Confession: I read this book when it first came out and I didn't know what the heck I was doing because I kinda set it aside as "not my kind of book" and didn't really think about it again. WHAT WAS I THINKING?

On the reread, I discovered what an absolute joy this book is. From the very first page, I sank into Homer Figg's story (easy to do, since Homer is nothing if not a boy who loves his stories - no matter what form they happen to take). This is a book that begs to be read aloud. Homer's voice and the language Rodman Philbrick uses is just delightful.

Throughout the book are references to the importance of story in all its many forms. Yes, this is a historical adventure story with a good dose of humor, but it's also a testament to the power of tales. Tales take many forms in this book - the lies Homer spins, hometown legends, fairy tales, songs, even tattooed ladies have stories to tell...

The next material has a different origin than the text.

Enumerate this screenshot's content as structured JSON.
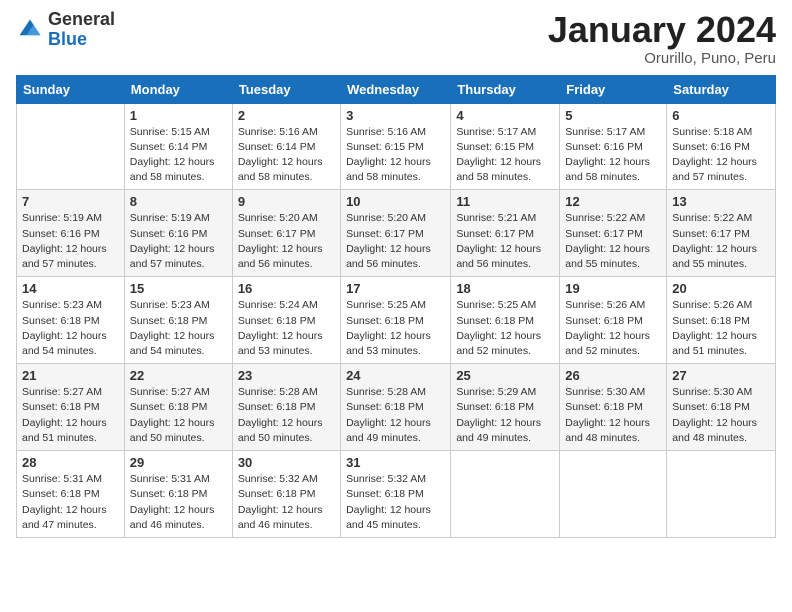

This book is also a testament to brotherly love and the lengths to which one brother will go to help the other. It's about finding bravery you didn't know was inside you. And, of course, it's about laughing at yourself the whole way through.

I'd highly recommend this to fans of Christopher Paul Curtis's historical fiction and it particularly reminded me of Elijah of Buxton, set around the same time.

A note on the cover: I much, MUCH prefer the paperback cover, so that's the one I've used for this review. I think a more photo-realistic image packs more kid appeal and I love the little smirk on Homer's face.

The Mostly True Adventures of Homer P. Figg is on shelves now!